While this edition might later be published through a traditional university press, and become an official part of the Founders Online project of the National Archives, a digital edition would enable immediate, wide access to both newly scanned images and transcribed full-texts (as they become available) through the creation of a Benjamin Rush Portal. This portal can start immediately just by providing a central resource for links to existing digitized material, consolidating finding aids, and offering some blogging on the ongoing process. A timeline and family tree would accompany the digital edition, highlighting other notable family members, such as Phoebe Ridgway Rush (for whom the original LCP Library building on S. Broad Street is named) and Richard Rush (who served four US presidents as Attorney General, Secretary of the Treasury, and Minister to England and France).

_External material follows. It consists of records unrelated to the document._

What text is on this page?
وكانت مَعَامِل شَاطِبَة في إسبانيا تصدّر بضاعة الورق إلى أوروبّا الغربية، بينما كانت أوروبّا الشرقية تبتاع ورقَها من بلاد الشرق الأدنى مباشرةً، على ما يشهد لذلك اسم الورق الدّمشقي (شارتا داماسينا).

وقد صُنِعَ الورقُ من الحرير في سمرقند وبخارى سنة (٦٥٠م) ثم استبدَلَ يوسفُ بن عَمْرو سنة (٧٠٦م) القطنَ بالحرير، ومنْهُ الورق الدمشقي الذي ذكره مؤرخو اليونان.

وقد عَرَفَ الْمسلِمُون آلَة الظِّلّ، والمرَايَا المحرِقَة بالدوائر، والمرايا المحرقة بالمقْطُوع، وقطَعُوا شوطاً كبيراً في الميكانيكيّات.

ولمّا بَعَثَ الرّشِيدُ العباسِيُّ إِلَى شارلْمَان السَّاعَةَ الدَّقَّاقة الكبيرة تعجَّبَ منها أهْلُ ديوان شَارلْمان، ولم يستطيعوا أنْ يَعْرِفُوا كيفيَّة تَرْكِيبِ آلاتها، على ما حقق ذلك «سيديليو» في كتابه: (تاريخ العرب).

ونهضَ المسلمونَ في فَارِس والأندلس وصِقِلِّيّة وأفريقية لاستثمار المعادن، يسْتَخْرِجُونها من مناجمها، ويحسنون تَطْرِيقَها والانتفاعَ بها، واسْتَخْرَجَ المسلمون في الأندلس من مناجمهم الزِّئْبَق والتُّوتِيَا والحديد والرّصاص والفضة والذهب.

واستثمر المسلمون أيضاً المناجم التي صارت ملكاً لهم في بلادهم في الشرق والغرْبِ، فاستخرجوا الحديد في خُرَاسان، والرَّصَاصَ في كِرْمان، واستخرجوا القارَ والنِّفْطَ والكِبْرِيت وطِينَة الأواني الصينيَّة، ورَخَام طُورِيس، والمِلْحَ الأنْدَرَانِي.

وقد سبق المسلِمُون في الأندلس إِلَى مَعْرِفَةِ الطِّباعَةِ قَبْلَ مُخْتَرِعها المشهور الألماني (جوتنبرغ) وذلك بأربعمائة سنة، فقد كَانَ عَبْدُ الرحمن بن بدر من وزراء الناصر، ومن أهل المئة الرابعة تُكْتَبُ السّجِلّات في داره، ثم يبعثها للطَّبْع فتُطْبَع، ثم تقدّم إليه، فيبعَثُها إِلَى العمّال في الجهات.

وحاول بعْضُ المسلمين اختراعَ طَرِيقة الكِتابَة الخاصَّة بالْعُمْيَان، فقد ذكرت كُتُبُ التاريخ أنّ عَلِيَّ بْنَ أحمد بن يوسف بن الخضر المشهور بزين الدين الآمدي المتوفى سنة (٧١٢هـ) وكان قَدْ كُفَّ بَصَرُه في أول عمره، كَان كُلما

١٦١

The Benjamin Rush Innovation Fellowships are partially funded thanks to the generosity of our Founding Sponsor Dr. Randall M. Miller and Sustaining Sponsors Louise M. and Peter J. Kelly and Dr. John C. and Christine K. Van Horne. To make a contribution to support the Benjamin Rush Fellowships, please contact Raechel Hammer, Chief Development Officer, at rhammer@librarycompany.org.

 

About the Rush Papers

The Rush Family papers includes material from Benjamin Rush, physician, social activist, educator, writer and patriot; his brother Jacob Rush, lawyer, Supreme Court judge, and patriot; and Benjamin’s son James Rush, physician and Treasurer of the United States Mint. These American men were “strong characters, zealous patriots during the stirring period in which they lived, tenacious of their convictions and of the high standard of individual duty which they set for others, and typified in themselves,” (Richards, page 53). The bulk of the collection is the papers of Dr. Benjamin Rush and his son Dr. James Rush. Judge Jacob, John, Richard and William are represented, but to a much lesser degree. The other Rush family members are represented in a very limited manner. The collection contains correspondence; financial records; medical notes, lectures, and case histories; writings regarding medicine, politics, and the judicial system; and observations on colonial Philadelphia, the formation of the United States, and the new nation (excerpted from the LCP Finding Aid). The collection also dovetails with those items originally held by Dr. Rush which were separated by the family for a variety of reasons in the years after his death; those items are now predominantly at the American Philosophical Society, the Pennsylvania Historical Society, the Rosenbach Library, the College of Physicians, the Kislak Center at Penn Libraries, Princeton University Library Special Collections, Duke University Library Special Collections, Dickinson University Library Special Collections, University of Delaware Library Special Collections, Kansas State Historical Society, and the Massachusetts Historical Society (Adams Papers/Lyman Butterfield Papers). But many Rush items are still in private collections, both of the family, and those who purchased them at the 1943 auction of the Rush Papers inherited by Alexander Biddle.